One group that has been vocal about its disappointment with some of the plan is the Urban Chamber of Commerce. The Chamber’s President, Ken Evans, sits on the board as a non-voting member. Through lines of questioning and statements made by Mr. Evans and others from the Chamber, their assertion is the Raiders are not working closely enough with the community to hammer out a plan with their involvement. This is the crux of their issue – alleging the Raiders are not involving them enough in the plan.
It’s an assertion that rings hollow when you look at the facts. It also makes little sense that the Urban Chamber would complain and, Mr. Evans assert, the Raiders aren’t doing enough yet honor the team and organization at an event this month. The Raiders are also a sponsor of the Chamber’s worthwhile Green Tie Awards (see picture). Do you honor a “community partner” who you say isn’t doing enough for your community? Something doesn’t add up.
Other Chambers – including the Latin Chamber of Commerce – have praised the Raiders organization thus far in the Las Vegas community going as far to say the team is going far beyond what it said it would do. Seeing the Raiders $50,000 donation after the 1 October shooting certainly points to that being true.
Still, other folks also aren’t happy with the Raiders not investing in their community.
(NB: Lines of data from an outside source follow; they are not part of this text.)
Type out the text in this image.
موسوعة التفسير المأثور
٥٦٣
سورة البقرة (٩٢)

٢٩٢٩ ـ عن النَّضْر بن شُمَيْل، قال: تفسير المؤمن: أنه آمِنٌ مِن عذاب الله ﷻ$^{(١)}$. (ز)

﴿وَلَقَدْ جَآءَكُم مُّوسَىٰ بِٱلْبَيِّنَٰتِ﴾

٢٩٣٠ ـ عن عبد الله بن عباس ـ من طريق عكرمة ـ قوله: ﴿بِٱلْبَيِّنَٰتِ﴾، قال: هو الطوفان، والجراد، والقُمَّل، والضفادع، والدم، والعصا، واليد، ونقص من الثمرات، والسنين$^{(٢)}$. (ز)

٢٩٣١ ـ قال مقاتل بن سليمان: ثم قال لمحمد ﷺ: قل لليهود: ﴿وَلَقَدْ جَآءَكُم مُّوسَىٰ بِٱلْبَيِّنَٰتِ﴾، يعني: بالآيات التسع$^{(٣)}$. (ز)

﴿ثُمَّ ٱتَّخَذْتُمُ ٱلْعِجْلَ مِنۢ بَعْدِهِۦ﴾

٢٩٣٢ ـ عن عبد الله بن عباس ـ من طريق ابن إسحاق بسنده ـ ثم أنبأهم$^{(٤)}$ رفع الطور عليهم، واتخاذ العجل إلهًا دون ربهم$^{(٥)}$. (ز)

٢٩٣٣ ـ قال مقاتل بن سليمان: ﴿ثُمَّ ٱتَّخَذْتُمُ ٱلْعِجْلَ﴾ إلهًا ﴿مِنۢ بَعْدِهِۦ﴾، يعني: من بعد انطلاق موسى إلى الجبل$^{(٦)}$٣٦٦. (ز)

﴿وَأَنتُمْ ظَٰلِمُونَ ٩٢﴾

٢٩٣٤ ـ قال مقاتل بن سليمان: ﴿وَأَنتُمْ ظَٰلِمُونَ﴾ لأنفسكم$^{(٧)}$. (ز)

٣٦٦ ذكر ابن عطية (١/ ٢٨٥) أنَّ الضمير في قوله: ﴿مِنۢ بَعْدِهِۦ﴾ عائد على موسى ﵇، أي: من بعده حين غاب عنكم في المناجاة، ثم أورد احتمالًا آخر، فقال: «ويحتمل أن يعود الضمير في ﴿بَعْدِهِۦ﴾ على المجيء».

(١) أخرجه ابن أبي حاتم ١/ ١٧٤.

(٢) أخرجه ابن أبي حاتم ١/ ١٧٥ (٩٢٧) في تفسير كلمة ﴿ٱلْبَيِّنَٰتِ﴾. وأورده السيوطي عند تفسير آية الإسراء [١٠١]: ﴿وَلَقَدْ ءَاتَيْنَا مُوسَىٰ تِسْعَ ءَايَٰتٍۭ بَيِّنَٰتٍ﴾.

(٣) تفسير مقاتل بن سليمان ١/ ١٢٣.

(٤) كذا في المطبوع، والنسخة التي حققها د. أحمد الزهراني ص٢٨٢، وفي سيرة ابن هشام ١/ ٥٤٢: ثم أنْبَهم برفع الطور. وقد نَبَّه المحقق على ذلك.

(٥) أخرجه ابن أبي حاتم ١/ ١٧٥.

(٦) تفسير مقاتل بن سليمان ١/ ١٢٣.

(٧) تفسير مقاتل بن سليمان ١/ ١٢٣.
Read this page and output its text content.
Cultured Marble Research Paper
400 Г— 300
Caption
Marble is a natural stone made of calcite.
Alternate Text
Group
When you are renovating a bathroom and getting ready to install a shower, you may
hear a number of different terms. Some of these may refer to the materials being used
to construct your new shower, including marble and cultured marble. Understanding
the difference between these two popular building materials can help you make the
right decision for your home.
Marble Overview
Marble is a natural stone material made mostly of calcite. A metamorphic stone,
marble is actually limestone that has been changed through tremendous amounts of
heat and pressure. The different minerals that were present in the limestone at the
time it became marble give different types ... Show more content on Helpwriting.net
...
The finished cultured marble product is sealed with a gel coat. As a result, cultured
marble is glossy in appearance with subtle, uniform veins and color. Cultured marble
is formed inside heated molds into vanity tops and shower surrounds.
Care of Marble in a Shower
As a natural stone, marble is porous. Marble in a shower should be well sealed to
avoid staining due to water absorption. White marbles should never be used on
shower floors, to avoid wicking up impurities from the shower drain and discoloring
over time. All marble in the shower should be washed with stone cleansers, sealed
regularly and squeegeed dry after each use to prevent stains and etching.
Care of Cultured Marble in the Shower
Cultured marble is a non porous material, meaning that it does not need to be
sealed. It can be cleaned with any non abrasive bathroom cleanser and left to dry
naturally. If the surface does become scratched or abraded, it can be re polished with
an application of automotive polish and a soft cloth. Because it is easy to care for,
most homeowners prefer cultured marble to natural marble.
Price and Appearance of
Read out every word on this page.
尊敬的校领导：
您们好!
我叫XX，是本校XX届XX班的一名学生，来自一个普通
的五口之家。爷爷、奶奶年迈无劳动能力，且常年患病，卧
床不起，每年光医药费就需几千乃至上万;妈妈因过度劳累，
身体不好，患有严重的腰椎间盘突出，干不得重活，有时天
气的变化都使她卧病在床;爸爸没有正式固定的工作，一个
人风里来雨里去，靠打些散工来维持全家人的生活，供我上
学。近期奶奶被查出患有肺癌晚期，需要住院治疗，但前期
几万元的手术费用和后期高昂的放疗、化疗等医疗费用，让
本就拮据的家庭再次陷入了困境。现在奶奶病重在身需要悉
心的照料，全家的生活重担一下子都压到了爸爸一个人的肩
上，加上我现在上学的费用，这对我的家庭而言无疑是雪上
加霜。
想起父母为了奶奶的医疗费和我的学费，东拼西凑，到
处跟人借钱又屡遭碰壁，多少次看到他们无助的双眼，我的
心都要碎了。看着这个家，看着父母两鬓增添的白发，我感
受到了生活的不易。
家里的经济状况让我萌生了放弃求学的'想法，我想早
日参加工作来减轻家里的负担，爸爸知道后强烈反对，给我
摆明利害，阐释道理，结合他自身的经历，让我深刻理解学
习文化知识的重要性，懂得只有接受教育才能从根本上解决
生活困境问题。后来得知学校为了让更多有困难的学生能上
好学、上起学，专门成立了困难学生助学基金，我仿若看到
At this meeting, a very committed and genuine group of women spoke about the lack of redevelopment and investment in the traditionally black historic West Las Vegas. They spoke with passion, conviction, and purpose. I respect them for that but what does it have to do with the Raiders and the stadium? It’s not making a lot of sense.
For the project to move forward, and for the Raiders to start building this important project for all of Southern Nevada, people need to get to work. The continued badgering over the Community Benefits plan has gone on long enough. It’s a good plan that weaves in diversity and a commitment to local business and labor. It’s time to close the book on it and let the Raiders put it into action.